Icellars Wiyana Wanda 2016 ($85, re-tasted, 93 points) — This is the top wine made at the estate, chosen from the best blocks grown at Icellars and culled from the best barrels. The blend is 63% Cabernet Sauvignon, 20% Merlot, 11% Cabernet Franc and 6% Malbec all aged separately for 12 months in all French oak, blended together and aged a further 12 months. It’s bottled unfined and unfiltered. Adnan takes great pride in his extensive “research” as he embarked on starting a winery with little experience. He travelled to famous wine regions and tasted his way through as many wines as he could at some of the most iconic wineries on the planet. One that had a particularly profound affect on Adnan was the famed Opus One winery in Napa Valley. Opus One is the inspiration for this wine. It’s a nice tribute to his journey to get this far this fast and, frankly, an incredible story of triumph over what would seem the impossible — to make a wine at this level from scratch with limited experience in a country he only arrived in 14 years ago. But here we are, and this wine is a wonder. It’s just beginning to open up with rich black currants, blackberries, kirsch, raspberry bramble and eucalypt. The underlying meaty notes and earth, woodsy spices and depth of aromas just keep coming. It’s bold, rich, thick and loaded with dark fruits on the palate, the kind of ripe dark berries you don’t always see in Niagara Cab-based wines, with notes of earth, wonderful oaky spices all layered and complex and leading to a long, finessed finish. It’s too early to drink this wine with so many moving parts and all that tannic power, but wait for it, and you will be rewarded with a very nice Niagara cab blend. Cellar 10-15 years.

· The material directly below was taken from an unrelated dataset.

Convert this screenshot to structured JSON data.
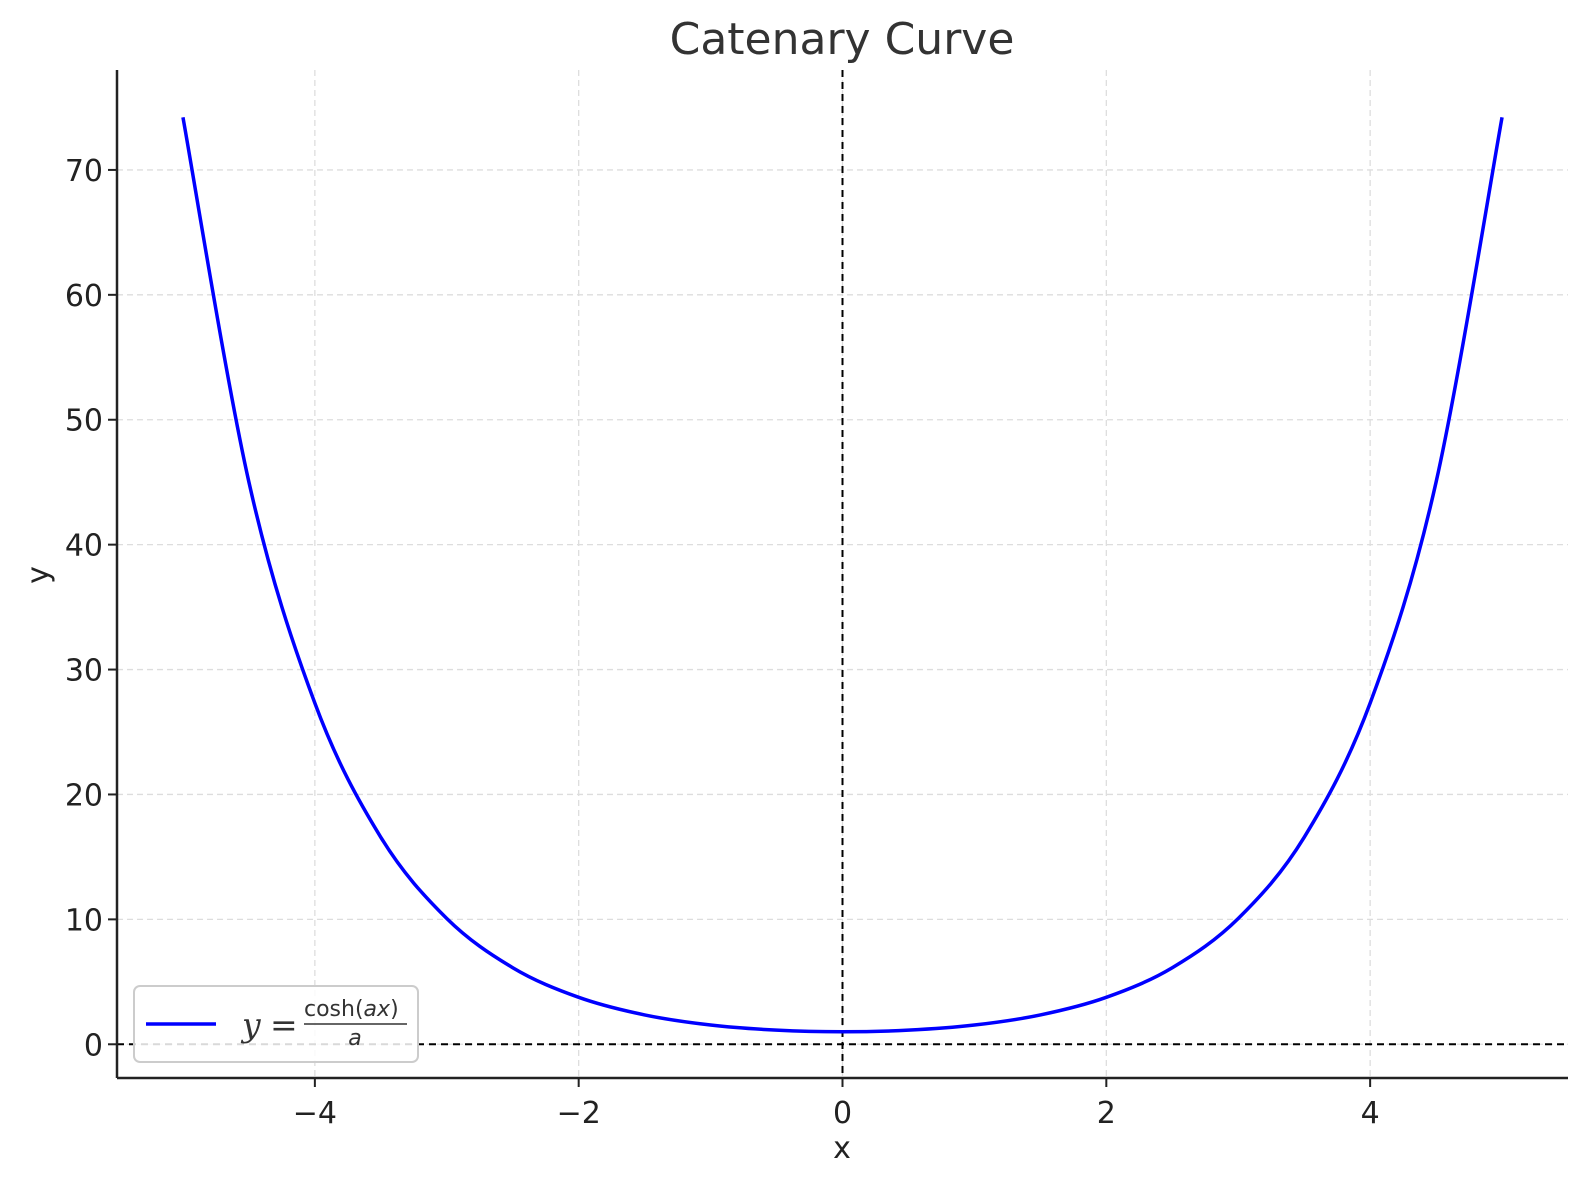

Icellars Red Velvet 2019 ($140) — This is perhaps the most unique Niagara wine I have ever tasted; there is nothing to compare it to. When tasted, it was only bottled two days before and unfair to really review this seriously or score it. I will endeavour to get back to it in a month or two. But here are my early notes. This is the first appassimento style made by Adnan and his team. The Cabernet Sauvignon (67%) was dried on racks right in the tasting facility while the two other components — Malbec (22%) and Merlot (11%) — were not dried. The Cab Sauvignon was picked on Dec. 7, 2019 in what Icel calls “the latest picking day in the Northern hemisphere” in 2019. “We probably broke a world record.” It was actually picked after a lot of the icewine in the region had been harvested and the berries were well on their way to shriveling up before they hit the drying phase and, in fact, only needed a 14 days of drying to raise the Brix nearly 10 degrees. It was aged for 24 months in three oak barrels, one new and the other two used and the wine was finished at nearly 16% abv (and likely higher). Amazingly, there is only 2.5 g/l of sugar in this wine, but, with the super-ripe fruit, it feels like much more. Such a crazy nose, not unlike an icewine smells without all the sweet honey notes, with Damson plums, compoted raspberries, kirsch, Sultana raisins, anise, red licorice, sweet spice notes and minty herbs. It is super concentrated and ripe on the palate with layers of compoted dark berries, kirsch, eucalypt, plums, raisiny notes, thick oak spices, vanilla bean and a long, boozy finish that I am anticipating will melt into the wine somewhat with long aging. I do not know where this wine is going for sure, but I do know that I want to follow its progression.

The icewines

Icellars Cabernet Franc Icewine 2019 ($48 for 200 mL, 92 points) — After getting frustrated with consumers thinking the name of the winery was related to icewine, Icel finally relented and decided it was time to actually make one to appease those who ventured to Icellars in search of that sweet style of wine. He says he will only make it every three years or so and the 2016 Riesling version (poured along with this and previously reviewed) was followed by this 2019 Cab Franc version. This is the first estate icewine and was finished with 153 g/l of residual sugar and a whopping 13.6% abv, rather on the high side for icewine. It shows a rich mix of compoted red berries, herbs and a touch of crème de cassis. It’s luxurious on the palate with mulled red berries, pronounced raspberry jam notes in an elegant and somewhat fresh (for an icewine) style that will benefit from aging.